At this point, a few forward-thinking people decided that the bison should not be driven to extinction. Charles Goodnight, the famous Texas cattle rancher, and a handful of other people made room for the animal on their private ranches. In 1905, then US President Theodore Roosevelt and William Hornaday, head of the New York Zoological Society (now known as the Wildlife Conservation Society), founded the American Bison Society, which collected bison and established herds in a few reserves in Montana, Oklahoma and South Dakota. A small herd, perhaps 30 in number, was still roaming Yellowstone National Park. According to Derr, all the bison in the United States today — there are now up to a million of them, mostly on private ranches — can probably be traced back to fewer than 200 bison.

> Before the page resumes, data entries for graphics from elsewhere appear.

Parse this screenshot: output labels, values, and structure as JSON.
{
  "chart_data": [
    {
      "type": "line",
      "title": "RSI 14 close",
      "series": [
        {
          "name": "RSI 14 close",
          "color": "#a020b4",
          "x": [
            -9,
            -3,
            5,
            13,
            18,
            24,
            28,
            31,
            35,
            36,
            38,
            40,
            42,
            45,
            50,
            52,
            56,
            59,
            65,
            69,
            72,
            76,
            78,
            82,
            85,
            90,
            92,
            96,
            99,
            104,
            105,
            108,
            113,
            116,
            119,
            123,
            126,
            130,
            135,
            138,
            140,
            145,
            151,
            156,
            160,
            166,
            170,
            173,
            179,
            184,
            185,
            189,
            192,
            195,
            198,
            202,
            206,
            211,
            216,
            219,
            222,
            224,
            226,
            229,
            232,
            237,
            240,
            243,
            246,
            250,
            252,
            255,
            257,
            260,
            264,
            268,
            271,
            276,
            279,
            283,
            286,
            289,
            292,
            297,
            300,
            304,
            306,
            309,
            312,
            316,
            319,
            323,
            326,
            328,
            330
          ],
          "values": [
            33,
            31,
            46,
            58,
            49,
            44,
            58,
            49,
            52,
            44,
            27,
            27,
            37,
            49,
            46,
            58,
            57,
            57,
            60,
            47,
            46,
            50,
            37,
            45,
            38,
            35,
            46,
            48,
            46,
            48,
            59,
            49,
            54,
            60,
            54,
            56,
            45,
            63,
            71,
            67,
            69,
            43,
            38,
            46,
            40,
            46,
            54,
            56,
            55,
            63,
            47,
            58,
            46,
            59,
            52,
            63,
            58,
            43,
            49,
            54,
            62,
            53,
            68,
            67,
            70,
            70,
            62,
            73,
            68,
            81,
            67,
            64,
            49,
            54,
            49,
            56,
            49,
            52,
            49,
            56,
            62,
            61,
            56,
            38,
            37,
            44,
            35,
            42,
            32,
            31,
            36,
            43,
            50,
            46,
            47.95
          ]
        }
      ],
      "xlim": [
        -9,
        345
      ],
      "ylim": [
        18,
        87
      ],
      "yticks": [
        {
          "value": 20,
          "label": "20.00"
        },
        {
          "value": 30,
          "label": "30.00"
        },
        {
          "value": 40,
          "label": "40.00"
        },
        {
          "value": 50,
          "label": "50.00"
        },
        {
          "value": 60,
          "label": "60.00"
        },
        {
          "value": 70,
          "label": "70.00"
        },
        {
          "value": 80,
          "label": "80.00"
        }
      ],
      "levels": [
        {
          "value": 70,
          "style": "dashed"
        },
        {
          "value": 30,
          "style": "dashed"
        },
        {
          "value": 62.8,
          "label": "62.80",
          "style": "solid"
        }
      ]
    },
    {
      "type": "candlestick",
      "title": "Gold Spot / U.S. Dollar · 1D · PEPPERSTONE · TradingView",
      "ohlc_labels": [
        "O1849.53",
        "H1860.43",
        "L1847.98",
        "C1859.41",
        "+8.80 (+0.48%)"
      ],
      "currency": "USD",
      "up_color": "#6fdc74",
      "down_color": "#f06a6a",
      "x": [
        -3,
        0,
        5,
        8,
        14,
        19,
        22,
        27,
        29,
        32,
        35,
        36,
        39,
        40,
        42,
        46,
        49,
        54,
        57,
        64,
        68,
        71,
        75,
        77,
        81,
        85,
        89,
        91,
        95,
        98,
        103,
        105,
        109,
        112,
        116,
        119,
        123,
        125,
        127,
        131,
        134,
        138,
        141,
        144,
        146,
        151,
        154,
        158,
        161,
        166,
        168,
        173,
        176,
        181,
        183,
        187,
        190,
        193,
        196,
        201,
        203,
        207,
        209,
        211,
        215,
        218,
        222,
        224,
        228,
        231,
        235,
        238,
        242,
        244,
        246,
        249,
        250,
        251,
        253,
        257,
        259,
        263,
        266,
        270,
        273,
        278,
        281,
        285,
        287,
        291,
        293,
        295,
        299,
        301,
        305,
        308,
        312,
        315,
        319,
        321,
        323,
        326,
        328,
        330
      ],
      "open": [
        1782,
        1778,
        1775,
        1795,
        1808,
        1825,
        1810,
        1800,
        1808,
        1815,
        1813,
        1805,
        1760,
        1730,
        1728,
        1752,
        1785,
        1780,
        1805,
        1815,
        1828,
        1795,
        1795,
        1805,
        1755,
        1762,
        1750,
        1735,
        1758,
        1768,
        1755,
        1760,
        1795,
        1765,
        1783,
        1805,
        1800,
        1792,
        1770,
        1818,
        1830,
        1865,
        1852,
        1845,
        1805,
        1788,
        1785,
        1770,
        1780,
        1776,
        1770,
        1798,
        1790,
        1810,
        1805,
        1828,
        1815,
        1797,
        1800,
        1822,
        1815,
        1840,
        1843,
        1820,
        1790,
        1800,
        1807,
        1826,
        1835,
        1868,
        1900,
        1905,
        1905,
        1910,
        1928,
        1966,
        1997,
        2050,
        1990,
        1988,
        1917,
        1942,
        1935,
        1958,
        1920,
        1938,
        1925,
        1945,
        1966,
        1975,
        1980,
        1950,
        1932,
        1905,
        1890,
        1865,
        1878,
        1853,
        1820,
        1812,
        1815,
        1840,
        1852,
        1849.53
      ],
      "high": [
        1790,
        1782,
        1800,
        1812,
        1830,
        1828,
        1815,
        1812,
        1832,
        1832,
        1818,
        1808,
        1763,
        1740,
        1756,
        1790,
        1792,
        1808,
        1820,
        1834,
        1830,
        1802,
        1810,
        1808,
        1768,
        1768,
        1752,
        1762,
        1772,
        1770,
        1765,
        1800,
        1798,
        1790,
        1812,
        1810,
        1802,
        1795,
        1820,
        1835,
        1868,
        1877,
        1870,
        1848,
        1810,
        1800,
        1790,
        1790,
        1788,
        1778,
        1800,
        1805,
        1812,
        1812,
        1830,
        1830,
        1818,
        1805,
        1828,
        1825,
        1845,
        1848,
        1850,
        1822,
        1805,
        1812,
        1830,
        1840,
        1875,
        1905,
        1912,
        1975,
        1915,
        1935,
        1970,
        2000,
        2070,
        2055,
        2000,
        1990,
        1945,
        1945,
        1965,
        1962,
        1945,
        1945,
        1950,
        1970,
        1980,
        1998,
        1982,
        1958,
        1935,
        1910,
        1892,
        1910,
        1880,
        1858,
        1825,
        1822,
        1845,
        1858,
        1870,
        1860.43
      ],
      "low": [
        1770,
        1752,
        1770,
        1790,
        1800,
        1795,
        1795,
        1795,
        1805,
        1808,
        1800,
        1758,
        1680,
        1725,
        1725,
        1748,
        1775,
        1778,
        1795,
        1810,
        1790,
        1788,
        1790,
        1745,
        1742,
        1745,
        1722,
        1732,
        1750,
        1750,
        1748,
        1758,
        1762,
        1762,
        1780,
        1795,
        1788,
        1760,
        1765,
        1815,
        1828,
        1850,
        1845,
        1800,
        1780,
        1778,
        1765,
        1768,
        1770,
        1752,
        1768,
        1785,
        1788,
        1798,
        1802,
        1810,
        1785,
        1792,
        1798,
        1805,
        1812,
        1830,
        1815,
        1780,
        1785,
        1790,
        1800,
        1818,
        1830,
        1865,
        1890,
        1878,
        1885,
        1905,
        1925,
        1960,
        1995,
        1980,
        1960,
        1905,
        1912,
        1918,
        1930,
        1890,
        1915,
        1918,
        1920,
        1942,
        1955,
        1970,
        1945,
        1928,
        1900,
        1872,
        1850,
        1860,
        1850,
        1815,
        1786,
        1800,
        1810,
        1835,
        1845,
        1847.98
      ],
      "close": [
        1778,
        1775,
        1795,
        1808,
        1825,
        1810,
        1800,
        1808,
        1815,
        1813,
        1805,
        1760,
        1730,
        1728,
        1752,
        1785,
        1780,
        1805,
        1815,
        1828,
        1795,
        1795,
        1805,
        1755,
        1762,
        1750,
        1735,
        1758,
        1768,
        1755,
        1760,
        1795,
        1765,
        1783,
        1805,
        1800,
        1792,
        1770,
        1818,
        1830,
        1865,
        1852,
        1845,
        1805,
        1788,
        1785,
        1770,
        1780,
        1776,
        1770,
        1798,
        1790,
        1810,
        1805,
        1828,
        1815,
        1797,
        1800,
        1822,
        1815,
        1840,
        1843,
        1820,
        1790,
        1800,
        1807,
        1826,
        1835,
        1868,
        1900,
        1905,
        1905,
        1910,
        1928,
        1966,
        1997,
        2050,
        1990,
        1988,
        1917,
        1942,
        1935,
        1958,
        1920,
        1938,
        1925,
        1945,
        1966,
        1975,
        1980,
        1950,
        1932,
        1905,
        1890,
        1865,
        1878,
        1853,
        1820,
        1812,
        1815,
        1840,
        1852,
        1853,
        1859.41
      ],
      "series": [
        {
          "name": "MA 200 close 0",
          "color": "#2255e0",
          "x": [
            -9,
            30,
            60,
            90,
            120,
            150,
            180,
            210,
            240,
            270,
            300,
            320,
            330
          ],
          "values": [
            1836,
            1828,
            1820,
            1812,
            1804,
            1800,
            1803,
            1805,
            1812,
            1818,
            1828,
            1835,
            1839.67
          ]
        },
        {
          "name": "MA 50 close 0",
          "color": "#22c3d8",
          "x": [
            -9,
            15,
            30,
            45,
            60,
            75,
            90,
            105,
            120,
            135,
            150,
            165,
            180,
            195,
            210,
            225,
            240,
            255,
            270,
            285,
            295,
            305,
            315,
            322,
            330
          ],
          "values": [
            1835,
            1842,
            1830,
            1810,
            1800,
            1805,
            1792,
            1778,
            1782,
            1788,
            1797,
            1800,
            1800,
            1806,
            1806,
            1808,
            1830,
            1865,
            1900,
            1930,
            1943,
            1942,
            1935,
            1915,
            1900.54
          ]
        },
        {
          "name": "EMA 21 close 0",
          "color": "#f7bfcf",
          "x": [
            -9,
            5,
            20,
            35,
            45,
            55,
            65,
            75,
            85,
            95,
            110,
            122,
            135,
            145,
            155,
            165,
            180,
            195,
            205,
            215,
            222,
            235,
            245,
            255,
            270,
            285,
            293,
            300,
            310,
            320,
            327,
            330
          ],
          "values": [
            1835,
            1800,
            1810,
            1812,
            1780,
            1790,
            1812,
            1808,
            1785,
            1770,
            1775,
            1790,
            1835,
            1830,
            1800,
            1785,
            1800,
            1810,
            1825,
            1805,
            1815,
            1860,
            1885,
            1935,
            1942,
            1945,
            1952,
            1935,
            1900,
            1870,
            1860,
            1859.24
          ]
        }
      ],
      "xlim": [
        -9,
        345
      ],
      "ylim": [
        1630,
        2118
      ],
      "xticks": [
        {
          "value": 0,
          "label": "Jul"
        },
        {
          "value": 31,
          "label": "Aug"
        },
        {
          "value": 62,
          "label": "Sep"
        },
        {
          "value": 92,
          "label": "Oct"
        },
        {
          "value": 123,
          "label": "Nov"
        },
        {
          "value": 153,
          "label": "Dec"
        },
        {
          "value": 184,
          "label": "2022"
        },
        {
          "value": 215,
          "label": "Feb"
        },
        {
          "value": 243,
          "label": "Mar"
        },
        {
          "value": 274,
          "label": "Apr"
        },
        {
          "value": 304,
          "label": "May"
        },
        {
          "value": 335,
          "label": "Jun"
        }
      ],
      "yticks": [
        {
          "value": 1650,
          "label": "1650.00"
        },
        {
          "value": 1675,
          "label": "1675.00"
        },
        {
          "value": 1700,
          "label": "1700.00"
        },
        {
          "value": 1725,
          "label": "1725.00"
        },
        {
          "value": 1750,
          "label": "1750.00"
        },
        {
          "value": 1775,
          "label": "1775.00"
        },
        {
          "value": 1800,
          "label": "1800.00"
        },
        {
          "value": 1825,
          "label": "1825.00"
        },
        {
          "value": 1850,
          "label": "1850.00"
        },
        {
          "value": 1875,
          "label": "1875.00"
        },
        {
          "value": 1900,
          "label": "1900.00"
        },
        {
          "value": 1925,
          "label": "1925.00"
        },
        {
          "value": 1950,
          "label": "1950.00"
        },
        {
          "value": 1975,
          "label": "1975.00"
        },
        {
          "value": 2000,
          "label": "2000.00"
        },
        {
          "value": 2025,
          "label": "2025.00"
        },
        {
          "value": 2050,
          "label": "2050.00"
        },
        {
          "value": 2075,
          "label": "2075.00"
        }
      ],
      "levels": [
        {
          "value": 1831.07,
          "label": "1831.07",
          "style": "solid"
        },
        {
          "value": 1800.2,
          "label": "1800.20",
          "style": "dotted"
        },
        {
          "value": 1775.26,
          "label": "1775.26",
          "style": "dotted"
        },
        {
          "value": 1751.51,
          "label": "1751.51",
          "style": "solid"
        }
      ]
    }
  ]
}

Half a century after those conservation efforts started, Derr saw his first bison. He was a boy, growing up in Enid, Oklahoma, just north of a small town named Bison. His father raised cattle, and Derr lived mostly outdoors, hunting and fishing. The bison that young Derr encountered on local ranches did not act like his father's cattle, and they left a lasting impression. "They are much more athletic, very smart and incredibly quick and strong," he says.

In college, Derr studied biology with an eye to being a wildlife manager. But he soon decided "that I could have a lot bigger impact if I worked in the lab". He switched to genetics and is now a professor at Texas A&M University in College Station. In the 1990s, he put together a proposal to study how the bison had passed through that 200-individual bottleneck with seemingly no ill effects. Unlike many other species that have bounced back from small numbers, bison have retained a decent level of genetic diversity.

"It is a pretty darn amazing story," says Derr. At their fewest, bison were preserved by people sprinkled throughout the continent. "Just by luck, it seems that they were able to preserve, with the few bison that they got, much of the genetic diversity that was in those areas."